LONDON — Keir Starmer is expected to ignore calls — including from his likely successor as prime minister — for the U.K. to sign up to a multilateral defense bank championed by Canadian Prime Minister Mark Carney at next month’s NATO summit.
Two allies of Andy Burnham, who will take over as the new British prime minister mid-July barring an upset, said he and his advisers supported the idea of the Defense, Security and Resilience Bank (DSRB) and saw the Ankara meeting as the best chance to get it signed.
The U.K. government has been locked in a desperate hunt for cash to boost the armed forces, while Starmer is still pushing to finish the long-delayed Defence Investment Plan before he leaves office.
Burnham will face similar spending difficulties if he enters Downing Street, and has already acknowledged the need to cut other departmental funding to plug gaps.
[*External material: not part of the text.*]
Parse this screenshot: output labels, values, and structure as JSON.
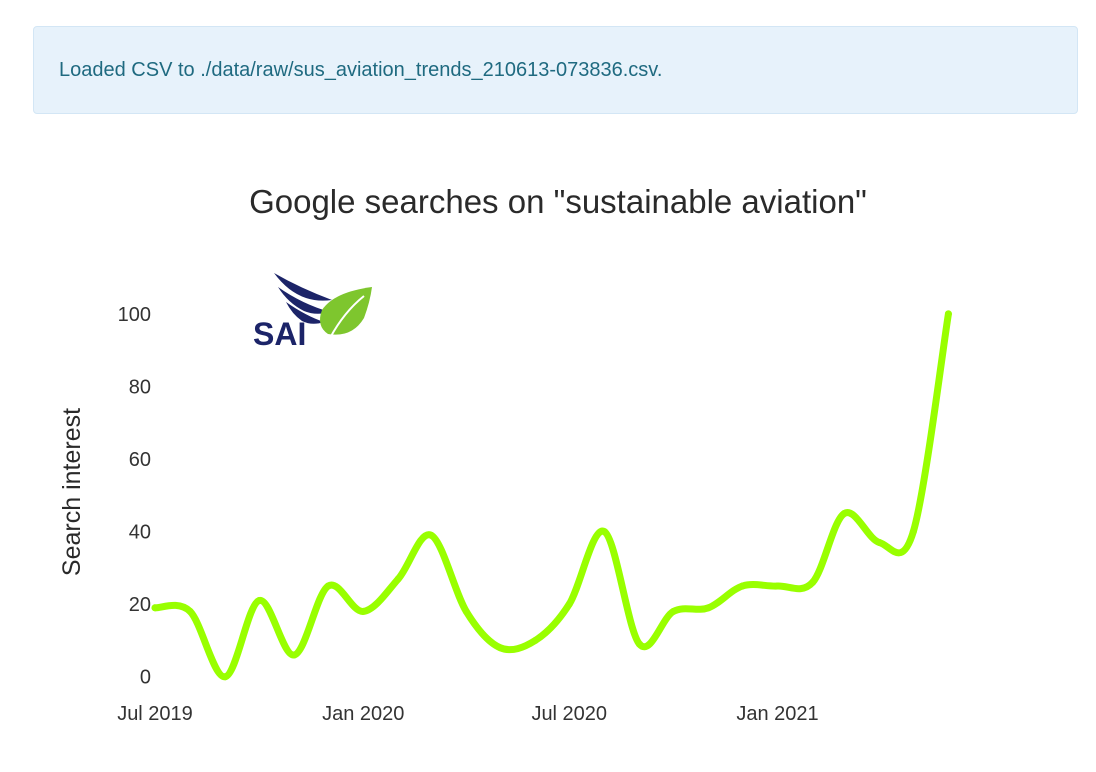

He and his team see DSRB as a worthwhile way to help inject more money into rearmament, according to the same two allies.
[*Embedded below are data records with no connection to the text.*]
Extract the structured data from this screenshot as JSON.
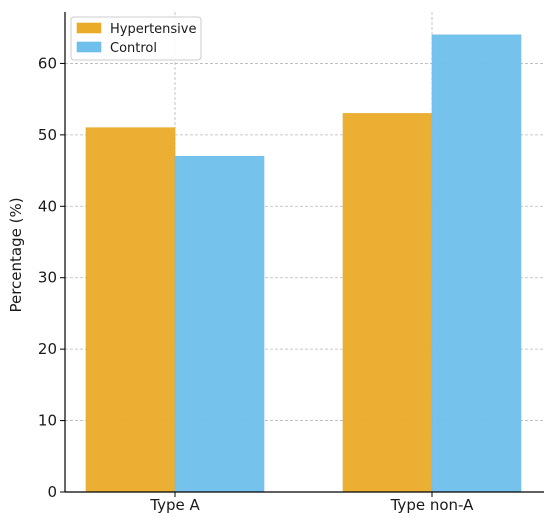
{
  "chart_data": {
    "type": "bar",
    "categories": [
      "Type A",
      "Type non-A"
    ],
    "series": [
      {
        "name": "Hypertensive",
        "values": [
          51,
          53
        ],
        "color": "#EAAC28"
      },
      {
        "name": "Control",
        "values": [
          47,
          64
        ],
        "color": "#6EBFEC"
      }
    ],
    "ylabel": "Percentage (%)",
    "xlabel": "",
    "ylim": [
      0,
      67.2
    ],
    "yticks": [
      0,
      10,
      20,
      30,
      40,
      50,
      60
    ],
    "grid": true,
    "legend_position": "top-left"
  }
}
However, Starmer and Chancellor Rachel Reeves have long been cool on the idea and have so far resisted overtures from Ottawa to join when the bank is founded at the NATO gathering.
Gordon Brown, the former prime minister who Starmer has brought back as his global finance envoy, has been in discussions with Carney, but the Treasury now appears to be focused on merging the DSRB with the U.K.’s Multilateral Defence Mechanism with Finland and the Netherlands.
Reeves told the Commons this week: “We are … working closely with Canada on how we can bring the MDM and DSRB together so we can have one model that helps us better fund defense in our country and across Europe.”
Supporters of the bank say such a merger would delay it beyond the Ankara summit.
One MP familiar with the discussions said, “these things are working on completely different timescales,” and that DSRB is “ready to go,” whereas “there is no detail on MDM at all, so it’s impossible to talk about merging without stalling DSRB.”
An official from one of the U.K.’s partner countries in MDM said it was “very much still in the early stages.”
Meanwhile, a defense industry representative said that No.10 was “wholly focused” on delivering the DIP and inclined to leave new defense financing initiatives to Burnham.
A spokesperson for the Treasury said the department would not comment on hypotheticals, while Downing Street declined to comment.